Pihak konsultan dari Dinas Pekerjaan Umum Provinsi Jambi tengah meneliti kondisi tanah, terkait rencana pemasangan turap di sepanjang bantaran tersebut.

Menurut Azwar, koordinator lapangan, Minggu (2/9/2012), longsor kemungkinan besar masih akan terjadi selama kemarau ini, terutama di lokasi kelokan sungai yang cukup tajam seperti di Desa Pulau Aro.

“Tanah di sekitar kelokan sungai terdorong aliran air yang dari arah persawahan rawa tak jauh dari sini.

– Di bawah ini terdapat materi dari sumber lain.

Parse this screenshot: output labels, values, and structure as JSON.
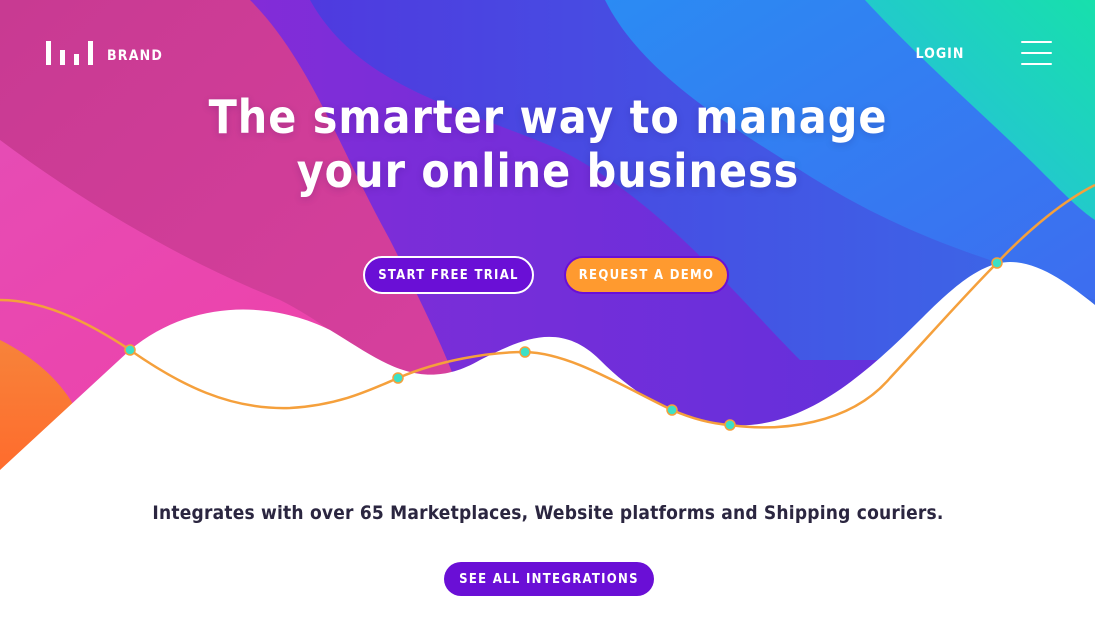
{
  "nav": {
    "brand_label": "BRAND",
    "login_label": "LOGIN",
    "menu_icon": "hamburger-menu-icon",
    "logo_icon": "bar-logo-icon"
  },
  "hero": {
    "title_line1": "The smarter way to manage",
    "title_line2": "your online business",
    "primary_cta_label": "START FREE TRIAL",
    "secondary_cta_label": "REQUEST A DEMO"
  },
  "integrations": {
    "text": "Integrates with over 65 Marketplaces, Website platforms and Shipping couriers.",
    "cta_label": "SEE ALL INTEGRATIONS"
  },
  "colors": {
    "primary_purple": "#6a0fd6",
    "accent_orange": "#ff9a2f",
    "line_orange": "#f5a03c",
    "node_teal": "#3de0c6",
    "gradient_pink": "#ee3fa6",
    "gradient_blue": "#2f8df2",
    "gradient_teal": "#1ad8b0",
    "text_dark": "#2b2640"
  }
}
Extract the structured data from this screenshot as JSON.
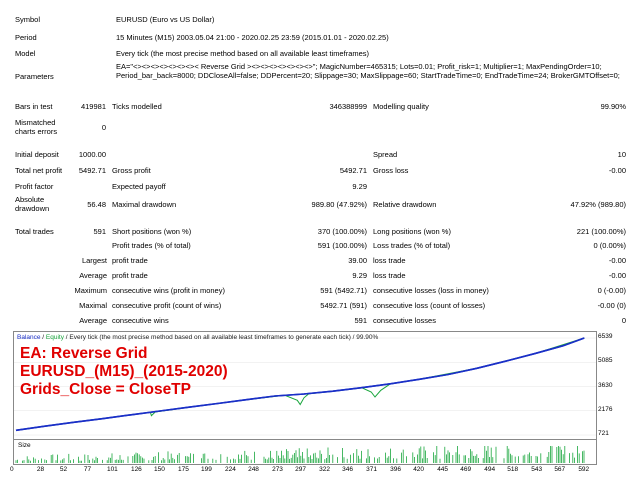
{
  "report": {
    "symbol_label": "Symbol",
    "symbol_value": "EURUSD (Euro vs US Dollar)",
    "period_label": "Period",
    "period_value": "15 Minutes (M15) 2003.05.04 21:00 - 2020.02.25 23:59 (2015.01.01 - 2020.02.25)",
    "model_label": "Model",
    "model_value": "Every tick (the most precise method based on all available least timeframes)",
    "parameters_label": "Parameters",
    "parameters_value": "EA=\"<><><><><><><>< Reverse Grid ><><><><><><><>\"; MagicNumber=465315; Lots=0.01; Profit_risk=1; Multiplier=1; MaxPendingOrder=10; Period_bar_back=8000; DDCloseAll=false; DDPercent=20; Slippage=30; MaxSlippage=60; StartTradeTime=0; EndTradeTime=24; BrokerGMTOffset=0;",
    "bars_label": "Bars in test",
    "bars_value": "419981",
    "ticks_label": "Ticks modelled",
    "ticks_value": "346388999",
    "quality_label": "Modelling quality",
    "quality_value": "99.90%",
    "mismatch_label": "Mismatched charts errors",
    "mismatch_value": "0",
    "deposit_label": "Initial deposit",
    "deposit_value": "1000.00",
    "spread_label": "Spread",
    "spread_value": "10",
    "netprofit_label": "Total net profit",
    "netprofit_value": "5492.71",
    "grossprofit_label": "Gross profit",
    "grossprofit_value": "5492.71",
    "grossloss_label": "Gross loss",
    "grossloss_value": "-0.00",
    "pf_label": "Profit factor",
    "expected_label": "Expected payoff",
    "expected_value": "9.29",
    "absdd_label": "Absolute drawdown",
    "absdd_value": "56.48",
    "maxdd_label": "Maximal drawdown",
    "maxdd_value": "989.80 (47.92%)",
    "reldd_label": "Relative drawdown",
    "reldd_value": "47.92% (989.80)",
    "trades_label": "Total trades",
    "trades_value": "591",
    "short_label": "Short positions (won %)",
    "short_value": "370 (100.00%)",
    "long_label": "Long positions (won %)",
    "long_value": "221 (100.00%)",
    "ptrades_label": "Profit trades (% of total)",
    "ptrades_value": "591 (100.00%)",
    "ltrades_label": "Loss trades (% of total)",
    "ltrades_value": "0 (0.00%)",
    "largest_label": "Largest",
    "largest_profit_label": "profit trade",
    "largest_profit_value": "39.00",
    "largest_loss_label": "loss trade",
    "largest_loss_value": "-0.00",
    "average_label": "Average",
    "average_profit_label": "profit trade",
    "average_profit_value": "9.29",
    "average_loss_label": "loss trade",
    "average_loss_value": "-0.00",
    "maximum_label": "Maximum",
    "max_wins_label": "consecutive wins (profit in money)",
    "max_wins_value": "591 (5492.71)",
    "max_losses_label": "consecutive losses (loss in money)",
    "max_losses_value": "0 (-0.00)",
    "maximal_label": "Maximal",
    "maximal_profit_label": "consecutive profit (count of wins)",
    "maximal_profit_value": "5492.71 (591)",
    "maximal_loss_label": "consecutive loss (count of losses)",
    "maximal_loss_value": "-0.00 (0)",
    "average2_label": "Average",
    "avg_wins_label": "consecutive wins",
    "avg_wins_value": "591",
    "avg_losses_label": "consecutive losses",
    "avg_losses_value": "0"
  },
  "chart_header": {
    "balance": "Balance",
    "sep": " / ",
    "equity": "Equity",
    "rest": " / Every tick (the most precise method based on all available least timeframes to generate each tick) / 99.90%"
  },
  "overlay": {
    "line1": "EA: Reverse Grid",
    "line2": "EURUSD_(M15)_(2015-2020)",
    "line3": "Grids_Close = CloseTP"
  },
  "size_label": "Size",
  "chart_data": {
    "type": "line",
    "x_ticks": [
      "0",
      "28",
      "52",
      "77",
      "101",
      "126",
      "150",
      "175",
      "199",
      "224",
      "248",
      "273",
      "297",
      "322",
      "346",
      "371",
      "396",
      "420",
      "445",
      "469",
      "494",
      "518",
      "543",
      "567",
      "592"
    ],
    "y_ticks": [
      "6539",
      "5085",
      "3630",
      "2176",
      "721"
    ],
    "ylim": [
      721,
      6539
    ],
    "xlim": [
      0,
      600
    ],
    "series": [
      {
        "name": "Balance",
        "color": "#1a2fc7",
        "x": [
          0,
          30,
          60,
          90,
          120,
          150,
          180,
          210,
          240,
          270,
          300,
          330,
          360,
          390,
          420,
          450,
          480,
          510,
          540,
          570,
          592
        ],
        "y": [
          1000,
          1250,
          1480,
          1700,
          1930,
          2160,
          2390,
          2610,
          2840,
          3060,
          3180,
          3350,
          3560,
          3790,
          4060,
          4350,
          4720,
          5150,
          5600,
          6080,
          6539
        ]
      },
      {
        "name": "Equity",
        "color": "#19a63d",
        "x": [
          0,
          60,
          120,
          140,
          141,
          145,
          180,
          240,
          280,
          293,
          296,
          300,
          305,
          330,
          360,
          370,
          374,
          380,
          390,
          420,
          480,
          540,
          592
        ],
        "y": [
          1000,
          1480,
          1930,
          2080,
          1880,
          2100,
          2390,
          2840,
          3100,
          2800,
          2550,
          2950,
          3200,
          3350,
          3560,
          3300,
          3000,
          3400,
          3790,
          4060,
          4720,
          5600,
          6539
        ]
      }
    ],
    "size_color": "#19a63d"
  }
}
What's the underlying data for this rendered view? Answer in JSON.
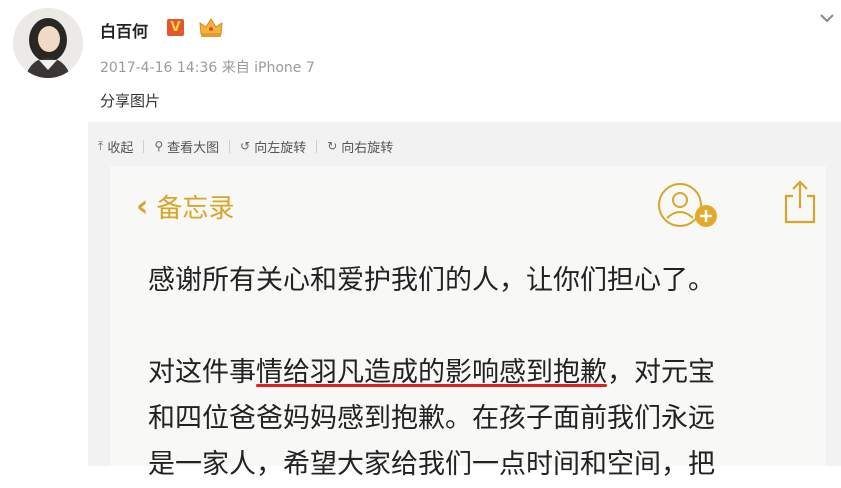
{
  "post": {
    "username": "白百何",
    "vip_badge": "V",
    "timestamp": "2017-4-16 14:36",
    "source": "来自 iPhone 7",
    "text": "分享图片"
  },
  "toolbar": {
    "collapse": "收起",
    "view_large": "查看大图",
    "rotate_left": "向左旋转",
    "rotate_right": "向右旋转"
  },
  "memo": {
    "back_label": "备忘录",
    "line1": "感谢所有关心和爱护我们的人，让你们担心了。",
    "line2_pre": "对这件事",
    "line2_highlight": "情给羽凡造成的影响感到抱歉",
    "line2_post": "，对元宝",
    "line3": "和四位爸爸妈妈感到抱歉。在孩子面前我们永远",
    "line4": "是一家人，希望大家给我们一点时间和空间，把"
  },
  "colors": {
    "accent_gold": "#d7a52a",
    "underline_red": "#e02020",
    "badge_orange": "#e2572c"
  }
}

Ada aliran air dari wilayah yang lebih tinggi ke arah sungai, sehingga mendorong tebing yang tidak tertahan air sungai ini menjadi longsor,” ujarnya.

Longsor juga mudah terjadi, karena kondisi tanah sangat labil dan berupa pasir lempung. Pihaknya mengingatkan warga di sepanjang bantaran sungai untuk tetap berhati-hati, sebelum pemasangan turap dilaksanakan.

Sebagaimana diketahui, sekitar 60 warga mengungsi, pascamusibah longsor sepanjang 200 meter pada tebing Sungai Batanghari di Desa Pulau Aro pada Kamis lalu. Akibat longsor, satu rumah roboh dan jaringan listrik desa terputus.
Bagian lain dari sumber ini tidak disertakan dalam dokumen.